By Alex Poletti
Showing that the gender inequality in sports is far from over, the American Women’s soccer team has vocally criticised the decision that they only get credit for 79% of their goals after Tuesday’s 13-0 route of Thailand. According to sources on the national team, the players believe that they should get as much credit for their goals as men.
“When you take into account the caliber of competition these women face,” a FIFA official said when reviewing the goals, “each score is really worth just under 80% of a man’s goal. Therefore, the final score should really be 10.27-0.”
This is the latest issue for the US team, as they are in the midst of a lengthy battle for equal pay with their male counterparts. Surely, the fact that their goals now count less is not a good sign.
“We’re already making peanuts compared to the guys,” forward Alex Morgan says. “This is a setback for us. We’re trying to prove that we’re just as good athletes, if not better, than the men. Now that our goals mean less, we only score about 35 more than them per World Cup.”

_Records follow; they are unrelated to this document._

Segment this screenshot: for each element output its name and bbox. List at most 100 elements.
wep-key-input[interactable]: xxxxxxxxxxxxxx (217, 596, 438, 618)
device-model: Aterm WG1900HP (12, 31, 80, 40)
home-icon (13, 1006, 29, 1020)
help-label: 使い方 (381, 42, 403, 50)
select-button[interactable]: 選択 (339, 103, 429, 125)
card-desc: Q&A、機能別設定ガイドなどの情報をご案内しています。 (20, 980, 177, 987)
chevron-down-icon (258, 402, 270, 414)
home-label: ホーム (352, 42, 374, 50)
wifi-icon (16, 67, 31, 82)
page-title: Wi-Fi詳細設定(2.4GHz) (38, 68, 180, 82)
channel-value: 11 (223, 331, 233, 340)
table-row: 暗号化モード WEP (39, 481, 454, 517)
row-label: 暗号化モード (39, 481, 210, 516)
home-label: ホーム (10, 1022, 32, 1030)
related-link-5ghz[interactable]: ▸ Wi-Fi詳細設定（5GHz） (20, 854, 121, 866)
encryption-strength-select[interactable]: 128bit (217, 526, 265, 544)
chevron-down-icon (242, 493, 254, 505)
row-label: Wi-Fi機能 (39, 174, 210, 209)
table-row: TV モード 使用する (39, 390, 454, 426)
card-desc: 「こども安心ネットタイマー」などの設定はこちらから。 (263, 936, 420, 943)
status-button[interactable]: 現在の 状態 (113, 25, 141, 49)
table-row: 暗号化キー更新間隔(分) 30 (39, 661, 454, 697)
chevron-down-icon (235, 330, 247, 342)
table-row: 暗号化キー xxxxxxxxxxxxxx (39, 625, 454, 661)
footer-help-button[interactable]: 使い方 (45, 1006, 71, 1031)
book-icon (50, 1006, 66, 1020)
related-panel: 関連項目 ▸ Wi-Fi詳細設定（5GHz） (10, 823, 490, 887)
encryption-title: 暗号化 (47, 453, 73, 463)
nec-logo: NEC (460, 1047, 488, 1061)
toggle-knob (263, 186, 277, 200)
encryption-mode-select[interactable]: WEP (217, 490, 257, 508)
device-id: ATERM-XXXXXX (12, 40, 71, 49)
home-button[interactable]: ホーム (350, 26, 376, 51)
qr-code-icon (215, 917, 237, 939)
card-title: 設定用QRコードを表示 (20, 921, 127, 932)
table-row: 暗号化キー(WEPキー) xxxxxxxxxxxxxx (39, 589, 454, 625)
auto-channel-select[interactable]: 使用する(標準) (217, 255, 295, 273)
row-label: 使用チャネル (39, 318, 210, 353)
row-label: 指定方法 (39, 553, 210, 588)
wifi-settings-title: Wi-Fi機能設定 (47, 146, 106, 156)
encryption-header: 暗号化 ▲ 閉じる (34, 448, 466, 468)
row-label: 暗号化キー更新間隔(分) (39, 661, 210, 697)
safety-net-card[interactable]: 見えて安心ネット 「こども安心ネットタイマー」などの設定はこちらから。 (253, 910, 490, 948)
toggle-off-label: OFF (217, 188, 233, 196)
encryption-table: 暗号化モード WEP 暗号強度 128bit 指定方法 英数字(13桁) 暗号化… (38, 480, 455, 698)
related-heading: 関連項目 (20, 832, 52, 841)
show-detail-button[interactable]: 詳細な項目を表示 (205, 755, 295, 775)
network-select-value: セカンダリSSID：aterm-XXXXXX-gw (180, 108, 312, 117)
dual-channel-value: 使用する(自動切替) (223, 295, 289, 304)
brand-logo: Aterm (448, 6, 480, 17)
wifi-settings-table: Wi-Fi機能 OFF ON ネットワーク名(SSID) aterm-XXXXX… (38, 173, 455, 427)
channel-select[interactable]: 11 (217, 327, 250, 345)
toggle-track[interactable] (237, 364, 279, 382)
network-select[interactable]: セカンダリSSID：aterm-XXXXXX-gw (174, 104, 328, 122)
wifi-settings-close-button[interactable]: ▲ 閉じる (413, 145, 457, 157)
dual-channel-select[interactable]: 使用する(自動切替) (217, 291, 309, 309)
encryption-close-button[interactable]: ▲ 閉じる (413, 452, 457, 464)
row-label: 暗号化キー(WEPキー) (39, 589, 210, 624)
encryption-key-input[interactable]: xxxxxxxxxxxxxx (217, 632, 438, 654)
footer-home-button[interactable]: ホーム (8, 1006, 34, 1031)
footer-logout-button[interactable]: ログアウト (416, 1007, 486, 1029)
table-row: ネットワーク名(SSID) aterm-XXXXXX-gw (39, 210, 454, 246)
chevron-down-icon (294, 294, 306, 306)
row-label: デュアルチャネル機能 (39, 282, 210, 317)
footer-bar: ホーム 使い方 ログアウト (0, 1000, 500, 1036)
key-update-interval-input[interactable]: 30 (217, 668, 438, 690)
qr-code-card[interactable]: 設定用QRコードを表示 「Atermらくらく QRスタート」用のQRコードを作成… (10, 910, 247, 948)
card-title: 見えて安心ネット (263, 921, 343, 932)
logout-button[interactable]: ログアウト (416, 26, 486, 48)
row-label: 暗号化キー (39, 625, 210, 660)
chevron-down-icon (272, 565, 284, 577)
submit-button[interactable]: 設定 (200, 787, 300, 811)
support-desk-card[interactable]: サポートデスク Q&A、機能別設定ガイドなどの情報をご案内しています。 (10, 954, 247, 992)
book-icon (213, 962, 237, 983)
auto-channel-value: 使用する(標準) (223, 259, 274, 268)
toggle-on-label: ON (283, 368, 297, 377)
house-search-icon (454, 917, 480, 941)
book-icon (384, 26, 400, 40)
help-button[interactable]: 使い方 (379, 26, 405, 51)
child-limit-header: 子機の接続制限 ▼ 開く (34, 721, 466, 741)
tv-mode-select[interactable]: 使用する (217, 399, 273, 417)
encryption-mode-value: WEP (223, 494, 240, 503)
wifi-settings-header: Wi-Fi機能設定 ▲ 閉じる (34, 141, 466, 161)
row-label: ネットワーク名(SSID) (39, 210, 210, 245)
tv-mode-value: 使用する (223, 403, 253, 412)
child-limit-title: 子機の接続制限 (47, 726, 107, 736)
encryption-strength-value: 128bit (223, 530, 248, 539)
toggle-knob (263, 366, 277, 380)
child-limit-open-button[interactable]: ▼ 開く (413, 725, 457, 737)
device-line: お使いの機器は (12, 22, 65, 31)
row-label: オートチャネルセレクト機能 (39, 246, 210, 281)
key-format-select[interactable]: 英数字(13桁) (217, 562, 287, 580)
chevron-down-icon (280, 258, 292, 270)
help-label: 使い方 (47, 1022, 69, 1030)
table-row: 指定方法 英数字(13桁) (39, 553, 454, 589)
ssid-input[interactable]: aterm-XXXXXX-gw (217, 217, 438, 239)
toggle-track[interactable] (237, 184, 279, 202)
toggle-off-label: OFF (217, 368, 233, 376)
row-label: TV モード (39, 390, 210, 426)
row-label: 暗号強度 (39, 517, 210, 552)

Despite performing significantly better than the men, the female athletes still make far less money and often lack the same utilities. Thanks to the official FIFA ruling, it seems that their fight could be long from over.
“We feel that this decision reflects who we are as an organization,” FIFA president Gianni Infantino says. “Honestly, this is probably the best thing we’ve done in years.”
It’s possible that the team knew about the new statistic before it was announced to the public, serving as an impetus for the utter destruction of Thailand’s team. Without a win by such a big margin, there’s a chance that no one would have noticed them.
“Honestly, we played the way we did so we’d finally get some god damn media coverage,” team captain Carli Lloyd says. “We figured that we needed to win by at least 10 for the American people to realize that we were even in a World Cup. Therefore, with the new metric, that meant thirteen goals.”
After this ruling, FIFA has already teased new rule changes for the women, such as renaming fouls as “women not knowing their place cards” and possession percentage as “how often this bitch clingy.” Certainly a step forward for sports equality.